"Le véritable coeur de Rome n'est pas dans le marbre du Sénat mais dans le sable du Colisée" disait le sénateur Gracchus dans le premier Gladiator du nom. Dans ce second volet, plus que jamais l'arène est le théatre de toute la politique romaine, de tout l'empire, avec ses animaux exotiques, de toutes ses frasques, avec ses empereurs cruels, ses présentateurs bouffis et de toute sa violence, avec ce sang coulant à flot.
Mais c'est aussi l'art de la surenchère. Le Colisée nécessitait des spectacles toujours plus époustouflants, chers, incroyables. Il fallait donc un film qui comme le Colisée propose plus encore que le précédent : cette fois, place aux naumachies, batailles navales reconstituées, avec des requins, rien que ça, un champion chevauchant un rhinocéros colossal, et carrément, à la fin, des armées qui s'entretuent. Cette surenchère c'est un peu le pêché des deux empereurs et frères fous, Geta et Carracala, mais aussi et surtout de Ridley Scott qui veut surpasser le film précédent, quitte à en faire beaucoup trop.

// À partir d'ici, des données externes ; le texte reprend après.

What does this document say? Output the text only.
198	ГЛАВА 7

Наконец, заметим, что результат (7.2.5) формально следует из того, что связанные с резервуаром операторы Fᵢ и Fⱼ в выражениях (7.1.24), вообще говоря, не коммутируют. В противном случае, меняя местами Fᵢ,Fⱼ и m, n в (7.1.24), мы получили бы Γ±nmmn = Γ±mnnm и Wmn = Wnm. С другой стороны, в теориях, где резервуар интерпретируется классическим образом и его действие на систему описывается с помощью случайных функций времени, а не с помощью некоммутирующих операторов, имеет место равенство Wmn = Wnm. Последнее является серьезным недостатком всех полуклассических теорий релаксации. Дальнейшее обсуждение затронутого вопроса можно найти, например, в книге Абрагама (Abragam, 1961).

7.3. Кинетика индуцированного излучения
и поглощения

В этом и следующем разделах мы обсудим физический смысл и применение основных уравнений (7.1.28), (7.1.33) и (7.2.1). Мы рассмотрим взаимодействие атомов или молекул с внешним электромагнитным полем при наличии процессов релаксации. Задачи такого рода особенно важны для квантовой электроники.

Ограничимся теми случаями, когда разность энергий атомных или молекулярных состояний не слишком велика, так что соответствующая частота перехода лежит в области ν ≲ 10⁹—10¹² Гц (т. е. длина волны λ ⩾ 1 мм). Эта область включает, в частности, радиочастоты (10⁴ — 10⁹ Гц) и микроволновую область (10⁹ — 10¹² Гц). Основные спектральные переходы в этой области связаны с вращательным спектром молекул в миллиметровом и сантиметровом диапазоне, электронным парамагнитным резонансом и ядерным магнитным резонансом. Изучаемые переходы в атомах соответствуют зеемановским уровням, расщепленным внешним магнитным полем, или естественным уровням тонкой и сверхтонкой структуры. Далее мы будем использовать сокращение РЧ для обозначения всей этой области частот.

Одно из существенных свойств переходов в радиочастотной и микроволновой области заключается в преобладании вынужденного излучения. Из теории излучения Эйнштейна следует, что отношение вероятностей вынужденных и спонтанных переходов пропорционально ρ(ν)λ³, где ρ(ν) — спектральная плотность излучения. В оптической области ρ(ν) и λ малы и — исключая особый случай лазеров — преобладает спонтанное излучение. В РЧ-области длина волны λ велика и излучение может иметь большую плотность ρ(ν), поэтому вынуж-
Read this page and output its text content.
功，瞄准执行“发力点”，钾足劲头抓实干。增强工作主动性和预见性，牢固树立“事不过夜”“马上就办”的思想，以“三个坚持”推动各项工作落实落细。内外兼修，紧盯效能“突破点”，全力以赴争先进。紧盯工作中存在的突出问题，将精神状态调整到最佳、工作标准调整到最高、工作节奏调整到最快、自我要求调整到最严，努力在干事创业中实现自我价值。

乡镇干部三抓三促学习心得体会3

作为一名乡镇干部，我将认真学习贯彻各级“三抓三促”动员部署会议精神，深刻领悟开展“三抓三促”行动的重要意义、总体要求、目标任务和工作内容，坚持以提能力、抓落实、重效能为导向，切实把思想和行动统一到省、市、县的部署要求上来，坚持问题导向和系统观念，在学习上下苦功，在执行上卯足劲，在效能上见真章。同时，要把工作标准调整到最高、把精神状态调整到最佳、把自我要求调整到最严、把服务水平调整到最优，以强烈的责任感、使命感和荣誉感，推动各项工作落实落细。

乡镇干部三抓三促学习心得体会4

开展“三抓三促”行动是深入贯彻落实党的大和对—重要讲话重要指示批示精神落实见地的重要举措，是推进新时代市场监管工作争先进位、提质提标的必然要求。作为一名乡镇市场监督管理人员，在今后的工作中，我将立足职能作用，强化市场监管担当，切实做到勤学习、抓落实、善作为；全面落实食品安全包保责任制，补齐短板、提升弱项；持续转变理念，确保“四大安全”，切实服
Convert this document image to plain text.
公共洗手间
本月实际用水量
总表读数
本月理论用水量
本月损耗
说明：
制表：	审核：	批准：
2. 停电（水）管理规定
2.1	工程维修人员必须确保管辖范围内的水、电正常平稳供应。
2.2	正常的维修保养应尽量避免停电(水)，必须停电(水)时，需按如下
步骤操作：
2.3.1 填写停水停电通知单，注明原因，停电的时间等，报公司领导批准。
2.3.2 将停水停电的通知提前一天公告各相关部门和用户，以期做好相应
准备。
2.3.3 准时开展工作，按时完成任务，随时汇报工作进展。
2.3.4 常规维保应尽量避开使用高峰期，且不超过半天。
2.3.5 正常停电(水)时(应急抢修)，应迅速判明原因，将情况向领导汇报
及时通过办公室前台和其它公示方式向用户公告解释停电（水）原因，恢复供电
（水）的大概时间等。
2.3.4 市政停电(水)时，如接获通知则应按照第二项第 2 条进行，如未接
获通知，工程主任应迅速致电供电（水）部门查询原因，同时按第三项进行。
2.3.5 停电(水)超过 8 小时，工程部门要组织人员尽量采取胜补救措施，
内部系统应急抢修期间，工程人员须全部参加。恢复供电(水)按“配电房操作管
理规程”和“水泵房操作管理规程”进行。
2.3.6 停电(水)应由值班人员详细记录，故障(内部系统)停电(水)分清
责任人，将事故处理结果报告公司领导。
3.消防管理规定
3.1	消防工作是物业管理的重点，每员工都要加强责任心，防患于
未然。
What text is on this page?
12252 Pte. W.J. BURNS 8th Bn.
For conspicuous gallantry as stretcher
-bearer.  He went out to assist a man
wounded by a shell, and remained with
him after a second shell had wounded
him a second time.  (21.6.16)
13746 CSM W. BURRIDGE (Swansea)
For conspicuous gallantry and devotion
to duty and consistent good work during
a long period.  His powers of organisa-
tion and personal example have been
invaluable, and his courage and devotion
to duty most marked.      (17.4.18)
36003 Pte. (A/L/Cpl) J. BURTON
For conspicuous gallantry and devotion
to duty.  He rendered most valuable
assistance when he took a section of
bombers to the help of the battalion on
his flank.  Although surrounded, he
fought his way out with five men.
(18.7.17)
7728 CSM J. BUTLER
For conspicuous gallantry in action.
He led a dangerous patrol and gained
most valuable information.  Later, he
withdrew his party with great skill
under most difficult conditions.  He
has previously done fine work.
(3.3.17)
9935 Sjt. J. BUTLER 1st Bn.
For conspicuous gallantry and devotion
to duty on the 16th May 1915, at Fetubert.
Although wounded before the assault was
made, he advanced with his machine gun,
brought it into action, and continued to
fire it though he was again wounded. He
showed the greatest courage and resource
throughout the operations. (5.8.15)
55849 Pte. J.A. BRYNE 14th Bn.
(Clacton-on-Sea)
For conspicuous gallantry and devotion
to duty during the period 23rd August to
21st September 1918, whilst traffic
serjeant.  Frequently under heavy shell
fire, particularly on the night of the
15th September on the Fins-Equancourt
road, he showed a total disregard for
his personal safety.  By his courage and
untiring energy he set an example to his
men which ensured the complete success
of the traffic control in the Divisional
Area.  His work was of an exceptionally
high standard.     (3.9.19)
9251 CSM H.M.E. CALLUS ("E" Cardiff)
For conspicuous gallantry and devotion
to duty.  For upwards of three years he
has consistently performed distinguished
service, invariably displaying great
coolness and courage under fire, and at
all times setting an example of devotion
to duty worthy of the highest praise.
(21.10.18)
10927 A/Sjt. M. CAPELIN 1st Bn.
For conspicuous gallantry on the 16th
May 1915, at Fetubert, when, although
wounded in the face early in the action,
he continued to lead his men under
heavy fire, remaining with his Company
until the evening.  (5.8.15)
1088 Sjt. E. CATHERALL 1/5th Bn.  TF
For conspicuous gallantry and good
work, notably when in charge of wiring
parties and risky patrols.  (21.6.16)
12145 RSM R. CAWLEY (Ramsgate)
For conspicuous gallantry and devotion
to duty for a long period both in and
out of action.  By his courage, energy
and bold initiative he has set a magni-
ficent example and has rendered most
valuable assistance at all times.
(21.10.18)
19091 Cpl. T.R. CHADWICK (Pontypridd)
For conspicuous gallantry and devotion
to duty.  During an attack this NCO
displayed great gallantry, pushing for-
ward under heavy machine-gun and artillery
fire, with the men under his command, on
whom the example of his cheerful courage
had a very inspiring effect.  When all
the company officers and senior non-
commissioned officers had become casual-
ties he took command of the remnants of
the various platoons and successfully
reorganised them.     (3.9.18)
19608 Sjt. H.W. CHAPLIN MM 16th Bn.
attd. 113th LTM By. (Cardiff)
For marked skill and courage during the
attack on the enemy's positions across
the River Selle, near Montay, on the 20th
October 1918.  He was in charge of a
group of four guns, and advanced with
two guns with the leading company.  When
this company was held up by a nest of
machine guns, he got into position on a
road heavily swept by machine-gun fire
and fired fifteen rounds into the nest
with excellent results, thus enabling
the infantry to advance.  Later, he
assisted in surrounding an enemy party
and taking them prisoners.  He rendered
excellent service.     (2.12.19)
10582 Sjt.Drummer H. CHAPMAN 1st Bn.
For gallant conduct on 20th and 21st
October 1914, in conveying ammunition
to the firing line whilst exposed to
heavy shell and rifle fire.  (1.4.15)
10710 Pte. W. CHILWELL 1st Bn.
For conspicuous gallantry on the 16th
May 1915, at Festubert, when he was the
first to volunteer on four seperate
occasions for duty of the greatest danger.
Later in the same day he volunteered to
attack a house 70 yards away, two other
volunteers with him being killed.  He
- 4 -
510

Pourtant, le film commence très fort, après un générique graphique que j'ai trouvé fort réussi, avec une scène de bataille dantesque opposant une cité libre de Numidie à Rome. On peut apprécier qu'en plus de débuter in medias res de façon réminiscence comme l'opus précédent, il corrige aussi un défaut de ce dernier : présenter le combattant de Rome comme un barbare sans intelligence. Ici, on a une cité organisée, préparée à affronter l'envahisseur. Ce dernier est présenté comme immensément fort, une déferlante de flèches et de projectiles depuis la mer qui vient se briser sur les murs de la petite cité avant de l'anéantir. La bataille gomme ses effets numériques, parvient à être tangible, lisible et donc galvanisante en dépit de l'introduction de Lucius et de son épouse, dépeinte en archer meurtrière, passablement mièvre.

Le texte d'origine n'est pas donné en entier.